Principle:Apache Airflow DagRun Creation
| Knowledge Sources | |
|---|---|
| Domains | Scheduling, Workflow_Orchestration |
| Last Updated | 2026-02-08 00:00 GMT |
Overview
The process by which the scheduler evaluates DAG timetables and creates DagRun instances to trigger task execution.
Description
DagRun Creation is the core scheduling decision process. The SchedulerJobRunner continuously evaluates each active DAG's timetable to determine if a new run should be created. A DagRun represents a single invocation of a DAG at a specific logical date, with an associated data interval. The scheduler respects constraints like max_active_runs, catchup settings, and pool availability when creating runs. DagRuns can also be created manually (triggered) or as backfills.
Usage
This principle governs all automated scheduling in Airflow.
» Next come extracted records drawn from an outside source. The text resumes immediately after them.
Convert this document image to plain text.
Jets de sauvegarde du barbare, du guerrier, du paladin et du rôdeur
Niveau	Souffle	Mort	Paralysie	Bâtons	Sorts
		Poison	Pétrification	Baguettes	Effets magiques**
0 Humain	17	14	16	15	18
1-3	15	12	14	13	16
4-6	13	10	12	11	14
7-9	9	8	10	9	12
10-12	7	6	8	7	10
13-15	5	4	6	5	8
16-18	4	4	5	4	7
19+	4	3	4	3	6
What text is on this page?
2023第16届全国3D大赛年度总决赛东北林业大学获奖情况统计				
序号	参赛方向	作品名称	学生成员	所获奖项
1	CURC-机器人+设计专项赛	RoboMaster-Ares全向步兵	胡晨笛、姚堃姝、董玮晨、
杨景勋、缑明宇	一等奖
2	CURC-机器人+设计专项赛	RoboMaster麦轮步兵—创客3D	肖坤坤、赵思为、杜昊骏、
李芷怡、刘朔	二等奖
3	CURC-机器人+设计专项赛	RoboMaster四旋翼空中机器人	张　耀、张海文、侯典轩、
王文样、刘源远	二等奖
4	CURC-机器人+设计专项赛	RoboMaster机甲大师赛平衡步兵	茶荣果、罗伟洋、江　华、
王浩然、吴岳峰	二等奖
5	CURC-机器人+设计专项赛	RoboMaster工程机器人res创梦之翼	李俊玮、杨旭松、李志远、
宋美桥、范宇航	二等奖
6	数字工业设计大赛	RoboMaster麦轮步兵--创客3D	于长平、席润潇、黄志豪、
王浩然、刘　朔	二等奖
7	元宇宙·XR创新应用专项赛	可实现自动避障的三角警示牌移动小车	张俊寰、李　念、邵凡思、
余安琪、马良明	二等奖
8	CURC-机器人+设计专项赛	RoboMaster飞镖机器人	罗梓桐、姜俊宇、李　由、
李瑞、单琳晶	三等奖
Understanding DagRun creation is essential for debugging scheduling issues, managing backfills, and tuning scheduler performance.
Theoretical Basis
Scheduling Decision:
# Pseudo-code for scheduler main loop
def scheduler_loop():
for dag in active_dags:
if dag.active_runs < dag.max_active_runs:
info = dag.timetable.next_dagrun_info(
last_automated_data_interval=dag.last_run.data_interval,
restriction=TimeRestriction(dag.start_date, dag.end_date, dag.catchup),
)
if info and now() >= info.run_after:
create_dagrun(dag, info)
DagRun States: queued → running → success/failed
Run Types:
- scheduled: Created by the scheduler based on timetable
- manual: Triggered by user via API/UI
- backfill: Created for historical date ranges